My personal best for 10k is just over 40 minutes; his is 28 minutes and change. Which offers a pretty good picture of what I might be up against.

Yet – if only for my mental health until I’m back on the bike regularly – it’s something I must do.

If the bike doesn’t feel too betrayed by all the time I’m about to spend with my trainers, roll on the muddy fun.

2 Comments

  1. Glad to hear you have found a focus to help you stay out of the pit.

    I’ve only ever done 5km and the best time I did was 28mins and felt I’d die. So I’ve no idea how your brother could do twice that distance in the same time.

    Good luck to all three of you in your events … sorry I won’t be joining you but I don’t have the knees for it (I inherited them from my grandmother so they are 112 years old and totally b#gg=red!).

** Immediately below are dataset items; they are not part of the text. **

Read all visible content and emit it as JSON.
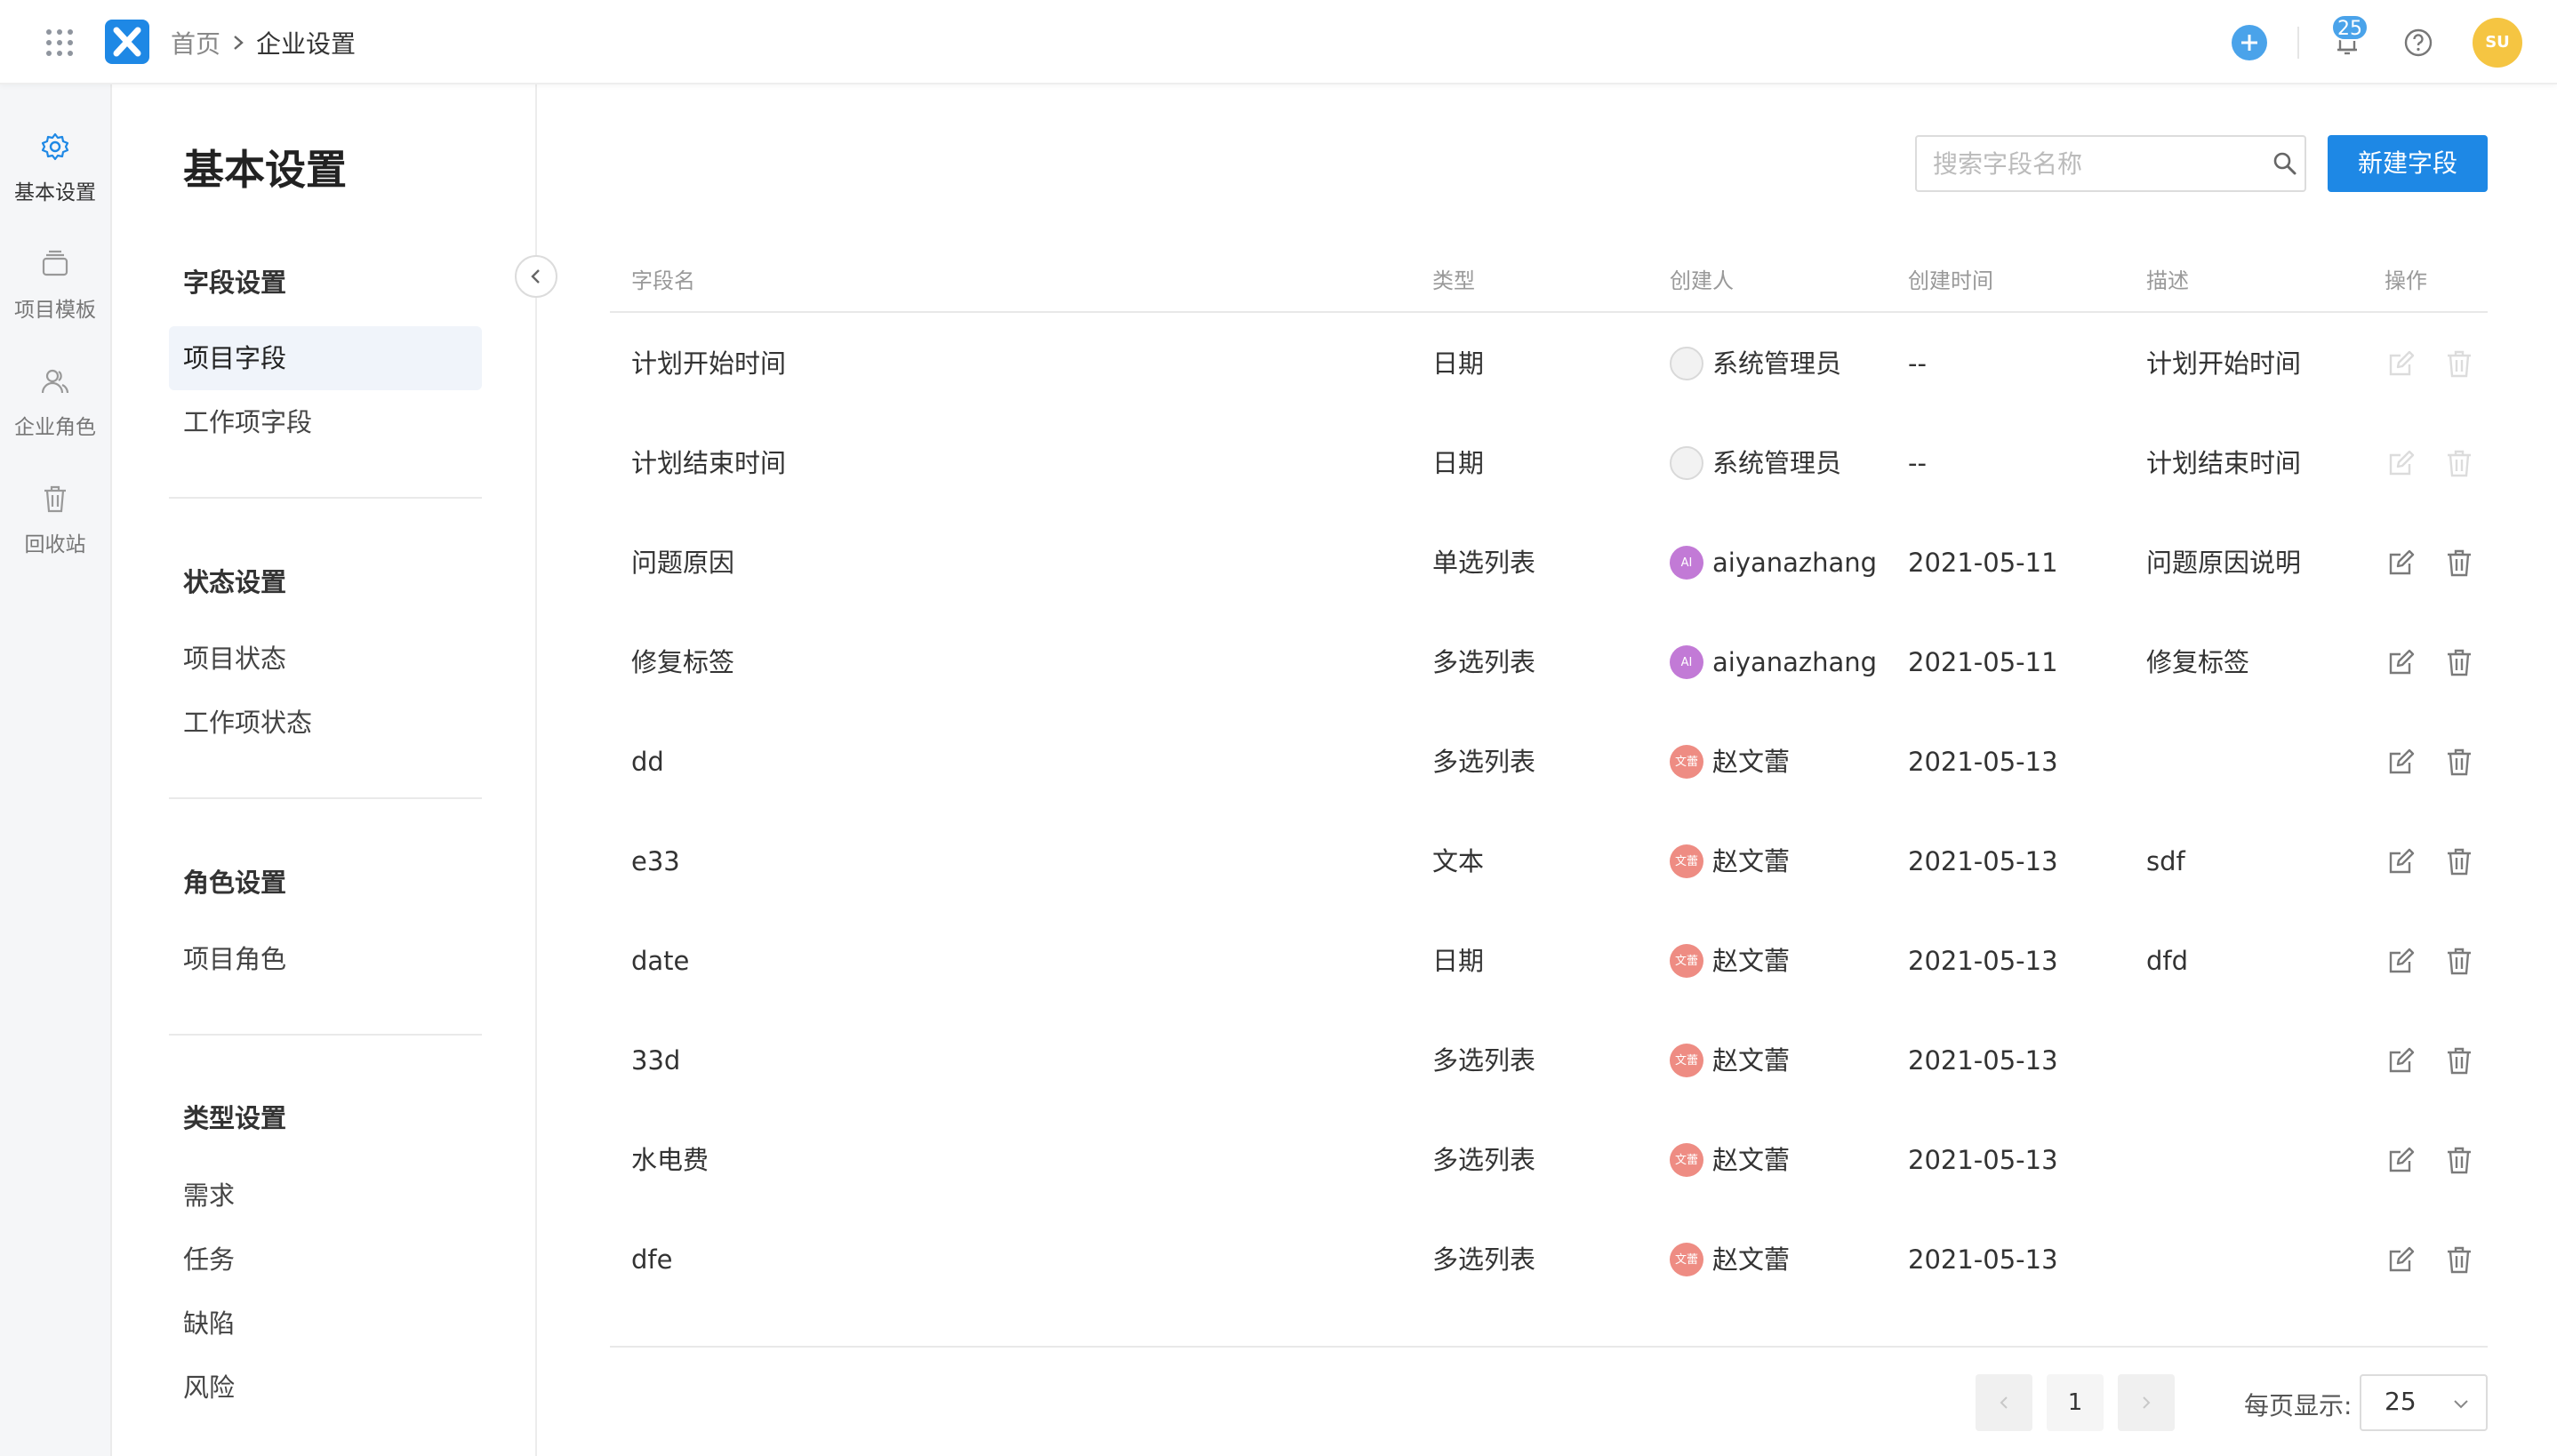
{
  "topbar": {
    "breadcrumb": {
      "home": "首页",
      "current": "企业设置"
    },
    "notification_count": "25",
    "user_initials": "SU"
  },
  "rail": {
    "items": [
      {
        "label": "基本设置",
        "icon": "gear-icon",
        "active": true
      },
      {
        "label": "项目模板",
        "icon": "template-icon",
        "active": false
      },
      {
        "label": "企业角色",
        "icon": "user-roles-icon",
        "active": false
      },
      {
        "label": "回收站",
        "icon": "trash-icon",
        "active": false
      }
    ]
  },
  "settings": {
    "title": "基本设置",
    "sections": [
      {
        "title": "字段设置",
        "items": [
          "项目字段",
          "工作项字段"
        ]
      },
      {
        "title": "状态设置",
        "items": [
          "项目状态",
          "工作项状态"
        ]
      },
      {
        "title": "角色设置",
        "items": [
          "项目角色"
        ]
      },
      {
        "title": "类型设置",
        "items": [
          "需求",
          "任务",
          "缺陷",
          "风险"
        ]
      }
    ],
    "active_item": "项目字段"
  },
  "toolbar": {
    "search_placeholder": "搜索字段名称",
    "new_button": "新建字段"
  },
  "table": {
    "columns": [
      "字段名",
      "类型",
      "创建人",
      "创建时间",
      "描述",
      "操作"
    ],
    "rows": [
      {
        "name": "计划开始时间",
        "type": "日期",
        "creator": "系统管理员",
        "avatar": "sys",
        "avatar_text": "",
        "created": "--",
        "desc": "计划开始时间",
        "editable": false
      },
      {
        "name": "计划结束时间",
        "type": "日期",
        "creator": "系统管理员",
        "avatar": "sys",
        "avatar_text": "",
        "created": "--",
        "desc": "计划结束时间",
        "editable": false
      },
      {
        "name": "问题原因",
        "type": "单选列表",
        "creator": "aiyanazhang",
        "avatar": "ai",
        "avatar_text": "AI",
        "created": "2021-05-11",
        "desc": "问题原因说明",
        "editable": true
      },
      {
        "name": "修复标签",
        "type": "多选列表",
        "creator": "aiyanazhang",
        "avatar": "ai",
        "avatar_text": "AI",
        "created": "2021-05-11",
        "desc": "修复标签",
        "editable": true
      },
      {
        "name": "dd",
        "type": "多选列表",
        "creator": "赵文蕾",
        "avatar": "wen",
        "avatar_text": "文蕾",
        "created": "2021-05-13",
        "desc": "",
        "editable": true
      },
      {
        "name": "e33",
        "type": "文本",
        "creator": "赵文蕾",
        "avatar": "wen",
        "avatar_text": "文蕾",
        "created": "2021-05-13",
        "desc": "sdf",
        "editable": true
      },
      {
        "name": "date",
        "type": "日期",
        "creator": "赵文蕾",
        "avatar": "wen",
        "avatar_text": "文蕾",
        "created": "2021-05-13",
        "desc": "dfd",
        "editable": true
      },
      {
        "name": "33d",
        "type": "多选列表",
        "creator": "赵文蕾",
        "avatar": "wen",
        "avatar_text": "文蕾",
        "created": "2021-05-13",
        "desc": "",
        "editable": true
      },
      {
        "name": "水电费",
        "type": "多选列表",
        "creator": "赵文蕾",
        "avatar": "wen",
        "avatar_text": "文蕾",
        "created": "2021-05-13",
        "desc": "",
        "editable": true
      },
      {
        "name": "dfe",
        "type": "多选列表",
        "creator": "赵文蕾",
        "avatar": "wen",
        "avatar_text": "文蕾",
        "created": "2021-05-13",
        "desc": "",
        "editable": true
      }
    ]
  },
  "pagination": {
    "current_page": "1",
    "per_page_label": "每页显示:",
    "per_page_value": "25"
  },
  "colors": {
    "primary": "#1e88e5",
    "accent_light": "#4aa3ea",
    "avatar_user": "#f5c542",
    "avatar_ai": "#c27ad6",
    "avatar_wen": "#ee8c83"
  }
}
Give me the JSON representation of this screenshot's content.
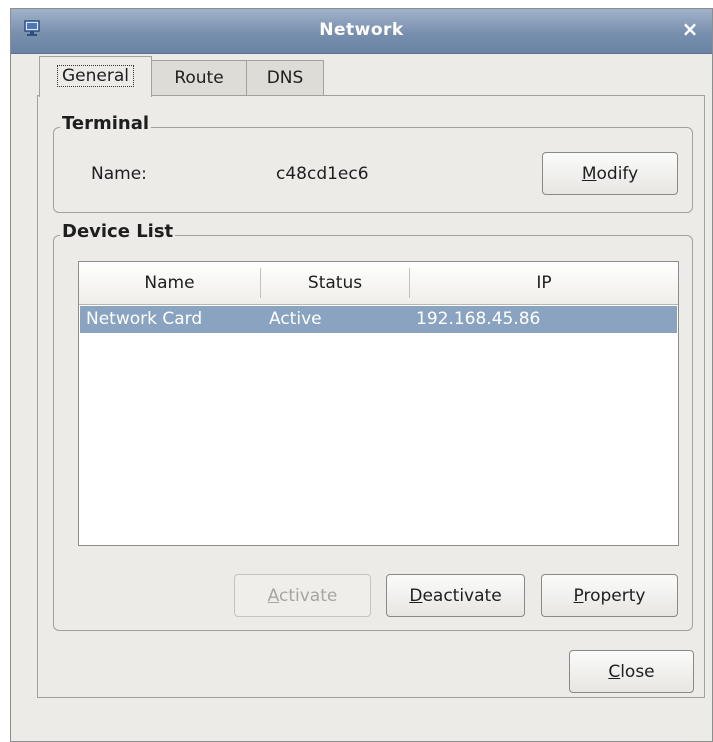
{
  "window": {
    "title": "Network",
    "close_glyph": "×",
    "icon": "network-icon"
  },
  "tabs": [
    {
      "label": "General",
      "active": true
    },
    {
      "label": "Route",
      "active": false
    },
    {
      "label": "DNS",
      "active": false
    }
  ],
  "terminal": {
    "legend": "Terminal",
    "name_label": "Name:",
    "name_value": "c48cd1ec6",
    "modify_mnemonic": "M",
    "modify_rest": "odify"
  },
  "device_list": {
    "legend": "Device List",
    "columns": [
      "Name",
      "Status",
      "IP"
    ],
    "rows": [
      {
        "name": "Network Card",
        "status": "Active",
        "ip": "192.168.45.86",
        "selected": true
      }
    ],
    "activate_mnemonic": "A",
    "activate_rest": "ctivate",
    "deactivate_mnemonic": "D",
    "deactivate_rest": "eactivate",
    "property_mnemonic": "P",
    "property_rest": "roperty"
  },
  "footer": {
    "close_mnemonic": "C",
    "close_rest": "lose"
  },
  "colors": {
    "titlebar": "#788fae",
    "selection": "#8aa3c1",
    "window_bg": "#ecebe7"
  }
}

  2. It is some depression you’re having Gideon – you don’t need me to tell you that. I had a breakdown when I was 21 (almost 40 now) and still get bouts of depression every now and then.

    Don’t get me wrong – I’m not a “complete depressive” and miserable to be around all the time – just when “it” hits me.

    My advice to you is to think of it as a cuddly bear who keeps you warm, comfortable and safe and you cuddle it – don’t let it cuddle you – you cuddle it, therefore you grapple at least a little bit of control.

    Get your “stocks ready” i.e. remote control for tv, warm pj’s, snacks, book and drink etc. etc. and go to bed with your bear until it passess – or for a day or two (or hours) – then kick the bear outta bed and grab ya trainers/bike etc. and keep filling yourself up with those endorphines!

    Admiration to you all the way for the physical challenges you’ve set yourself – good luck and bl***y enjoy it!